Wohlgemerkt wurde hier Personen gedroht, die noch gar keine Bezieher von Arbeitslosengeld II sind. Derartige Androhungen, sowie eine daraus resultierende Nötigung zu einer Unterschrift, die den / die Antragsteller/in zur Teilnahme an der Maßnahme verpflichtet, sind nicht nur unmoralisch und sittenwidrig, sondern stellen klare Verstöße gegen geltendes Recht dar.

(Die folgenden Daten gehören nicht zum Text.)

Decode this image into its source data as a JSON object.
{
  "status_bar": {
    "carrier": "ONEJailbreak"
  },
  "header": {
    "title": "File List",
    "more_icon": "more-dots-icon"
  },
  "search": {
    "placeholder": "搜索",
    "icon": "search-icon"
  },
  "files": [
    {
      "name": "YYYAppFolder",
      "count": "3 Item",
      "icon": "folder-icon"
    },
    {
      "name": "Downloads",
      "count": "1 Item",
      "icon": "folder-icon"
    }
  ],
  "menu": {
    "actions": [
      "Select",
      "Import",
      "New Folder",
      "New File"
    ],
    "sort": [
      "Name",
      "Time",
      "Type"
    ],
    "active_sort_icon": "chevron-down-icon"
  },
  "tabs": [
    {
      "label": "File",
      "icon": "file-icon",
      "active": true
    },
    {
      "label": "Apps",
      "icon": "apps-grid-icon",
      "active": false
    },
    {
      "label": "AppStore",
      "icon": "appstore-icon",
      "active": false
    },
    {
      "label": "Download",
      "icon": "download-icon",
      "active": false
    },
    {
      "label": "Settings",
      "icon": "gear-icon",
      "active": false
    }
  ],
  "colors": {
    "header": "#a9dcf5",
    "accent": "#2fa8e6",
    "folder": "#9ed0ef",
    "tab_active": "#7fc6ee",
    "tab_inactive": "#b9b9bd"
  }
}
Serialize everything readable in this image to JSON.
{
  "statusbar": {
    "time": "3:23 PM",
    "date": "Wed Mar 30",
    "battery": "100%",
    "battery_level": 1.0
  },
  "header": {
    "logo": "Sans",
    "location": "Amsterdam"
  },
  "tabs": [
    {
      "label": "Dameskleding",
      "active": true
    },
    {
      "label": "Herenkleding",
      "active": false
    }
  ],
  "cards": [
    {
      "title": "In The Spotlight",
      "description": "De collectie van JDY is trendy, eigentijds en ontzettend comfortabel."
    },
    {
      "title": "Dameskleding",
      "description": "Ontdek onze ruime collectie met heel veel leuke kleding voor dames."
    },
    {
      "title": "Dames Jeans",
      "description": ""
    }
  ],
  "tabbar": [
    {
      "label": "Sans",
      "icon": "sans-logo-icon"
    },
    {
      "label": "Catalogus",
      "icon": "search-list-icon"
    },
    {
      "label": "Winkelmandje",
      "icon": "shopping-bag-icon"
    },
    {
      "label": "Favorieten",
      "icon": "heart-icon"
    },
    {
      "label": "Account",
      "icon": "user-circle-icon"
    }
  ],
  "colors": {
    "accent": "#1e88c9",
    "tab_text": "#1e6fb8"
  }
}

Die Erwerbslosenberatung Konstanz möchte Sie daran erinnern, daß Maßnahmen zur Förderung von Arbeitslosen nur im Rahmen einer Eingliederungsvereinbarung vereinbart werden dürfen. Als Behörde sind Sie dazu verpflichtet, eine korrekte Rechtsberatung durchzuführen; davon kann keine Rede sein, wenn Sie Erstantragssteller/innen mit Falschinformationen verunsichern, um eine Antragsstellung zu erschweren. Daß diese Vorfälle in der Service- und Infostelle stattfinden, also der ersten Anlaufstelle für
Erstantragsteller/innen, ist als besonders bedenklich zu werten. Laut Ihrer eigenen Informationsbroschüre erhalten Antragsteller in der Service und Infostelle "nicht nur Antragsformulare und wichtige Tipps, Kolleginnen und Kollegen helfen auch beim korrekten Ausfüllen der Formulare."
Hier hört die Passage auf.